Seine Forschung ist ein Paradebeispiel für das Credo «vom Labor ans Krankenbett» (from bench to bedside), das darauf abzielt, aus Grundlagenforschung Medikamente und Therapien zu entwickeln.
Dudlis Stammzellen-Therapie ist zugleich eine Geschäftsidee, für deren Weiterentwicklung er unter anderem ein MedTech Entrepreneur Fellowship der UZH erhalten hat, das mit 150000 Franken dotiert ist. Das Fellowship wird via die UZH Foundation von der Werner Siemens Stiftung finanziert. Der pekuniäre Zustupf sei allerdings nur ein Aspekt des Fellowship, betont Dudli: «Genauso wichtig ist das Training, das vom Innovation Hub der UZH angeboten wird. Wir lernen, was es braucht, um ein Startup zu gründen, und wir erhalten Zugang zum Netzwerk der Biotech-Startups und zu potenziellen Geldgebern.»
Insgesamt hat Stefan Dudli bisher rund 1,6 Millionen Franken eingeworben. «Meine Forschung ist für die nächsten zwei Jahre finanziert.» Der Weg bis zu einem zugelassenen Produkt sei aber noch weit, betont der Biochemiker: «Ich rechne mit etwa zwölf Jahren.» Der Prozess könnte sich allerdings beschleunigen, wenn er potente Geldgeber findet, Risikokapital, das hilft, die Brücke von der Grundlagenforschung zu einer marktreifen Therapie zu schlagen.
Falls sich diese Möglichkeit bietet, würde Dudli dafür eine Startup-Firma gründen. Er kann sich vorstellen, Unternehmer zu werden. Eine Denkweise, die heute bei jungen Wissenschaftlerinnen und Wissenschaftlern weiter verbreitet ist als noch vor zehn oder zwanzig Jahren. Geprägt haben Dudli in dieser Hinsicht seine drei Jahre als Postdoc an der University of California. «In den USA überlegen sich die Forschenden ständig, wie sie aus ihrer Grundlagenforschung ein für die Industrie interessantes Produkt machen könnten.»

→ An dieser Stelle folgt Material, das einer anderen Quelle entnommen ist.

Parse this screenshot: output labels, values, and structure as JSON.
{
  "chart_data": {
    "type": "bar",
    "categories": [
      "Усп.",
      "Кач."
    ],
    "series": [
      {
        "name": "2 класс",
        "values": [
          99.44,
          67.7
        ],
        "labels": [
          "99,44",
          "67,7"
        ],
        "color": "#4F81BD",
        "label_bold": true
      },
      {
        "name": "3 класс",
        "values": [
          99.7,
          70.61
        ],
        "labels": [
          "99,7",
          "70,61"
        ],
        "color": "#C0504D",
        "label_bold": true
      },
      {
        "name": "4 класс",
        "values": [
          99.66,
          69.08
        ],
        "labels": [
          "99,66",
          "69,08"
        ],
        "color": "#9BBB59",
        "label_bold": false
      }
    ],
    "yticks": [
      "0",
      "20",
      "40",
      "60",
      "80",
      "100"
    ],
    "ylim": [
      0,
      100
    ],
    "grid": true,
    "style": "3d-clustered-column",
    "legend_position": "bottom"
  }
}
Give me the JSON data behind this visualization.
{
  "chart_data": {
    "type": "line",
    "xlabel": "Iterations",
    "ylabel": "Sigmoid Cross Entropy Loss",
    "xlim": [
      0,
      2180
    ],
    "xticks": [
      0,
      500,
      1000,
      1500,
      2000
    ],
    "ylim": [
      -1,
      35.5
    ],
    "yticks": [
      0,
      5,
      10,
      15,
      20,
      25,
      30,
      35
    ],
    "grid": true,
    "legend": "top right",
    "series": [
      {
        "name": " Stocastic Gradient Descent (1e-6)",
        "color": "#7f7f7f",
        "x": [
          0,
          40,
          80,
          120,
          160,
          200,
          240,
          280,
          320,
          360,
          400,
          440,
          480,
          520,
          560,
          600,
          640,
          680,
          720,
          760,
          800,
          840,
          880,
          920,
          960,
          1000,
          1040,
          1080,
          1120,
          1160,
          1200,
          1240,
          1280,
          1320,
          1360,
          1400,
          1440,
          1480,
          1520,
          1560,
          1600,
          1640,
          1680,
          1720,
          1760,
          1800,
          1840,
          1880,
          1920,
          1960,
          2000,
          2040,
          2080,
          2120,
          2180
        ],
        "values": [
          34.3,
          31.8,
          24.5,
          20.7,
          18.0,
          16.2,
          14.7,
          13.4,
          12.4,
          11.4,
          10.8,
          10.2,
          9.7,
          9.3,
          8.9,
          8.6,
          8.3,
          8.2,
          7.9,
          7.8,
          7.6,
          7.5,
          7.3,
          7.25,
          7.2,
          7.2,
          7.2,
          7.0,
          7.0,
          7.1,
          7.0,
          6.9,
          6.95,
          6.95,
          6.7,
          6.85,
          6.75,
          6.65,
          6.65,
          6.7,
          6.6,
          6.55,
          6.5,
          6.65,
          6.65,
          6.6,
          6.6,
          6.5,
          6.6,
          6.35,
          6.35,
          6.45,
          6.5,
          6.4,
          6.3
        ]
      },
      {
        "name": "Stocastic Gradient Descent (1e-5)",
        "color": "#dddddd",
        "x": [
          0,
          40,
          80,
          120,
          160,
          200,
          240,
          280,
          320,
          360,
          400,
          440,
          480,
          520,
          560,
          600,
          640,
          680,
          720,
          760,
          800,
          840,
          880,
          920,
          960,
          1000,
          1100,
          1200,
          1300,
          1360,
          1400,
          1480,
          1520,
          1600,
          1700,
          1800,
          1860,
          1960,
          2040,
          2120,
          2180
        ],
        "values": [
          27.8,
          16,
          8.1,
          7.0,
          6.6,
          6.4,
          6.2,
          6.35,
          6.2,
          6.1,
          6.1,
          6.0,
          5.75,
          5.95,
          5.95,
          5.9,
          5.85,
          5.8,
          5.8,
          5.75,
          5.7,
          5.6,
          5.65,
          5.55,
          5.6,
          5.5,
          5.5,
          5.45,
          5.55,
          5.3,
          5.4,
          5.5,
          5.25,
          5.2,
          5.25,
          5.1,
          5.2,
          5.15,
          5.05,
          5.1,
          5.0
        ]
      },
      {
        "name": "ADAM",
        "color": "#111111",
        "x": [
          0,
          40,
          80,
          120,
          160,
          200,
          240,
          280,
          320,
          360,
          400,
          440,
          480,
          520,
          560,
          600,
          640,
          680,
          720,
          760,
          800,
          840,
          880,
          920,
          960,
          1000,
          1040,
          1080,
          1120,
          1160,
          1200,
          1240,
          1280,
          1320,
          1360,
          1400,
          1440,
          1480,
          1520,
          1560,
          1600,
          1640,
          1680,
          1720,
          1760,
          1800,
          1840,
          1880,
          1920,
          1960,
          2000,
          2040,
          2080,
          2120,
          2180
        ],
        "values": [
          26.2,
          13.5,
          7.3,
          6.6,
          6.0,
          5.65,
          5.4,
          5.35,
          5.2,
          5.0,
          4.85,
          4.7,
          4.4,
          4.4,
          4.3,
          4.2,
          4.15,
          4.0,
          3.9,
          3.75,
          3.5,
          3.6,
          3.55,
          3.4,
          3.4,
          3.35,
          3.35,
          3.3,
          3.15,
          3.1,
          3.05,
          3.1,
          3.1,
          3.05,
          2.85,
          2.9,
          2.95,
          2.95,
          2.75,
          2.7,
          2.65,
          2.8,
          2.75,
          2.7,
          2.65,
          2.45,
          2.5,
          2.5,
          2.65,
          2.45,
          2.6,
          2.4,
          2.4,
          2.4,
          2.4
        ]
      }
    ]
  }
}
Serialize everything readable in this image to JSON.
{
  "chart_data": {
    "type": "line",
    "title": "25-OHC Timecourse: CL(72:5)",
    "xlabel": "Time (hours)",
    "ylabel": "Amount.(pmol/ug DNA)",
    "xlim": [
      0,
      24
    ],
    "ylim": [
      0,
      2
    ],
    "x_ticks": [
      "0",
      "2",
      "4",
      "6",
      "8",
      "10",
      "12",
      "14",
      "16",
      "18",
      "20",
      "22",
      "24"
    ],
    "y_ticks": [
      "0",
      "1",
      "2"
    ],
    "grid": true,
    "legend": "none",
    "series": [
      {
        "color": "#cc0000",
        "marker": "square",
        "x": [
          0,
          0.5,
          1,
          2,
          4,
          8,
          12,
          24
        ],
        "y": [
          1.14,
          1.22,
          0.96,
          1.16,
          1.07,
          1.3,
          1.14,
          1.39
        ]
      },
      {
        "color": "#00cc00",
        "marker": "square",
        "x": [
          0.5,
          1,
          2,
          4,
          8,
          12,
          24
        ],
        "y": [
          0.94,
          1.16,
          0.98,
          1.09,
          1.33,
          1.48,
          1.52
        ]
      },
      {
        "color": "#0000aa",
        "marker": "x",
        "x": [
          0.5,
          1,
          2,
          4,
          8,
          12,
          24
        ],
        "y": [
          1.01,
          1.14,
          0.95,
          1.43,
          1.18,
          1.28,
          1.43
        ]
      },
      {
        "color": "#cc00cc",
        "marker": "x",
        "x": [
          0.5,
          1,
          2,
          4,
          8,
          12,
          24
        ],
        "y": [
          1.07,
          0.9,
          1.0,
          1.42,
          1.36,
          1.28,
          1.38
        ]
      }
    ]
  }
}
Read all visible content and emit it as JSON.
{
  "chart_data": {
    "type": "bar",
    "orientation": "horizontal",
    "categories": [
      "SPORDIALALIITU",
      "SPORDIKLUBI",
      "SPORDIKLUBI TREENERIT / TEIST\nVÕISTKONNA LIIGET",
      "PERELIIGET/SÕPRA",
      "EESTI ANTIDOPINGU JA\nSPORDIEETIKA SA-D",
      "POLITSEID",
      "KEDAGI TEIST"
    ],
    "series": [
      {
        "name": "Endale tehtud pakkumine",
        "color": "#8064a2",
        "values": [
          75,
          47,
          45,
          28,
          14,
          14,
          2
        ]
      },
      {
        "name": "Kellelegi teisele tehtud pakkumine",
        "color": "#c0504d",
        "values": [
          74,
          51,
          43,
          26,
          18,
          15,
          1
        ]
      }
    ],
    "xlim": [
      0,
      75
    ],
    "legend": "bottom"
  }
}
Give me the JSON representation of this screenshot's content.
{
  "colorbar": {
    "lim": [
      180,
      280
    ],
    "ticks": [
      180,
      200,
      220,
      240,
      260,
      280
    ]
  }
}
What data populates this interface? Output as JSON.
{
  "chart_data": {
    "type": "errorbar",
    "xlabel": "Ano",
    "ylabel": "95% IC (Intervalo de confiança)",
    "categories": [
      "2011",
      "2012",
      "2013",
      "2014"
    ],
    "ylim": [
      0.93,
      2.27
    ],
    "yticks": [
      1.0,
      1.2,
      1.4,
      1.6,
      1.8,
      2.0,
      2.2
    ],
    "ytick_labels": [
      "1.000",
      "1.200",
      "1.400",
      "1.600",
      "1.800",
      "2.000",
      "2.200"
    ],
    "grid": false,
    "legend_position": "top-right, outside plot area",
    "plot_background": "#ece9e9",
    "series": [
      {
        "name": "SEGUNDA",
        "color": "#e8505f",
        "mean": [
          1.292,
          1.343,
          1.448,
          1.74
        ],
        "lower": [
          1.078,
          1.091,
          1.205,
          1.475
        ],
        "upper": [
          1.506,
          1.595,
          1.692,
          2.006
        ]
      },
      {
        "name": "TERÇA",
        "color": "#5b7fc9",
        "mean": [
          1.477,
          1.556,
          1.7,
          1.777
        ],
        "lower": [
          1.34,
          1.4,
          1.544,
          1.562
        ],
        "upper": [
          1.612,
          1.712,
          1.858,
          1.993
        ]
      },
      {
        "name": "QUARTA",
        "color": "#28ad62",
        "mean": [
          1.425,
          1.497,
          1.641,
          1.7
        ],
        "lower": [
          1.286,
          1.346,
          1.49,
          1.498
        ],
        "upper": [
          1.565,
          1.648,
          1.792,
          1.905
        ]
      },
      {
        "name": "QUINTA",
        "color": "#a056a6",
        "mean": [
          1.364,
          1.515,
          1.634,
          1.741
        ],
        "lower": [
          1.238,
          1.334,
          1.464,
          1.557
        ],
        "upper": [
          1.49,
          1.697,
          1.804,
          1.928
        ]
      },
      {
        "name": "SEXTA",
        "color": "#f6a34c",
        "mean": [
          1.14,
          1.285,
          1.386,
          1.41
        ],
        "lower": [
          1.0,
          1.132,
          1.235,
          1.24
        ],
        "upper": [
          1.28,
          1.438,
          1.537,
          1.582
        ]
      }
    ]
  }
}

Das deckt sich mit Dudlis Motivation, die Dinge nicht nur zu verstehen, sondern den Patienten zu helfen: «Grundlagenforschung ist kein Selbstzweck, sondern ein Mittel zum Zweck.» Will heissen: Sie soll die Grundlage für Therapien schaffen. Für den Moment setzt er aber auf eine akademische Karriere: «Mein Ziel ist eine Assistenzprofessur.» Das würde ihm die Zeit und die finanziellen Mittel verschaffen, um seine Forschung langfristig voranzutreiben. Vielleicht bietet sich dereinst die Chance, Unternehmer zu werden. Was dann? «Dann werde ich mich entscheiden müssen, was ich mache», sagt Dudli. Ob Wissenschaftler oder Unternehmer: Die Zukunft ist offen und verheissungsvoll.